A natureza conversa com a gente

 
 

ah, conversa sim

 

vou contar aqui, o que foi que vi

que senti

nesse último verão

 

um verdadeiro "conversê"

conosco

 

mas nem todos ouviram

 

fomos passar alguns dias na praia

réveillon, início de janeiro

 

sabe, aquele momento com o qual sonhamos o ano inteiro?

bem aqui dentro da gente

no nosso coração

na nossa cabeça

o que levar

quem irá conosco

tudo deliciosamente planejado

 

aconteceu

chegamos lá

 

a viagem começou

por dentro

e por fora

 

nosso apartamento é bem em frente ao mar

e da varanda ficava olhando o movimento

 

das pessoas

das marés

dos vendedores de balões

dos sorveteiros

dos pescadores

dos namorados

dos atletas

 

dos perdidos na noite

e dos perdidos nos dias

 

um verdadeiro espetáculo

 

havia um ritmo

 

era mais ou menos assim

 

pela manhã bem cedinho,

uma brisa

tudo muito limpo, calmo

silencioso

 

pouca gente nesse horário.

 

uns prá lá

outros prá cá

 

no alto mar barcos de pescadores

 

no canto direito da praia, muitos surfistas

 

perto das oito da manhã, os movimentos já eram outros

as barracas e guarda-sóis começavam a ser armadas

uma distribuição simétrica da areia

 

e aos poucos,

aquele mar de gente chegando

por todos os lados

 

toda natureza de carrinhos

de coco

de milho

de açaí

de sorvetes

 

gente prá lá

gente prá cá

 

um verdadeiro "gran mercado" a beira mar

 

as quadras de beach tênis começavam a ser armadas

jogos de bola

muitas bicicletas

 

gente para lá

gente para cá.

 

a manhã vai passando

o sol esquentado

a praia enchendo

o mar avançando

o povo se apertando

 

gente pra lá

gente prá cá

 

pelo meio-dia

tudo mais difícil.

para andar

para se encontrar

para nadar.

um verdadeiro caldeirão de tudo

 

nessa hora, a natureza, dá os primeiros sinais  de exaustão

 

era como se ela nos dissesse.

 

-Ei chega.

-Está bom

-Já estamos passando da hora

-Acho que está ficando apertado por aqui.

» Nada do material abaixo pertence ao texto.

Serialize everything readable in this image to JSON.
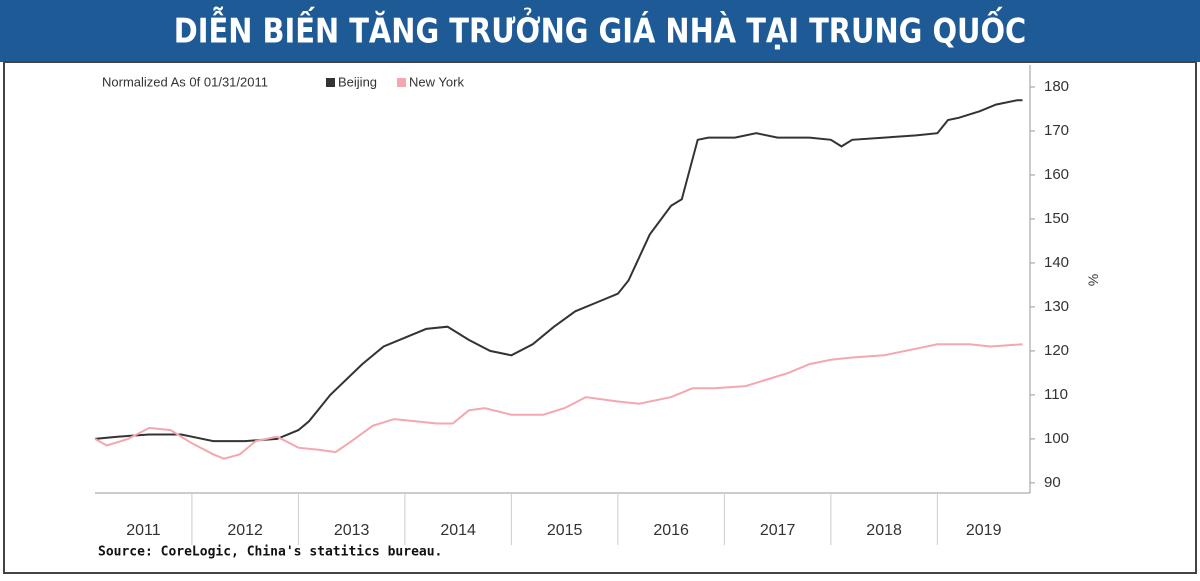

-Vamos nos organizar um pouco?

-Vocês já estão muito vermelhos

Vamos dar uma pausa?

 

pois é

mas ninguém ouvia

aliás, nem percebia

 

a confusão só crescia

filas para todos os lados

no sorveteiro, no milho, no coco.

 

o mar se agitava

aquelas águas tão calmas no início da manhã já não eram as mesmas

cansadas eu acho

desse espetáculo intenso

 

e pronto

segundo sinal de exaustão

 

o mar pede ajuda aos céus

que se fecham

E mandam chuva

 

o vento vem correndo

mas ninguém se abala

 

o povo continua.

 

chegam os raios

 

e o pessoal insiste

 

então, como mãe zangada que pede por atenção

a natureza grita

um trovão

daqueles

e atrás dele um vento muito forte começa a assoprar todo mundo de lá

correria para todos os lados

 

um arrastão dos céus

 

dura pouco

 

tira tudo do lugar

 

gente, barracas, baldinhos, toalhas

 

todos começam a correr atrás de suas coisas

 

recolher as crianças

 

gente prá lá

gente prá cá

só que dessa vez, em outra velocidade

 

confusão geral

beirando o desespero mesmo

 

e bem assustados, agora olham para o céu

finalmente se deram conta.

não ouviram os sinais da natureza

 

agora, praia vazia

ninguém mais prá lá

nem pra cá

 

só Sujeira,

barracas quebradas e esparramadas

 

vai dar um trabalhão colocar tudo aquilo no lugar

 

depois desse espetáculo fiquei pensando

será que só funcionamos assim?

só olhamos para as coisas depois dos arrastões do céu?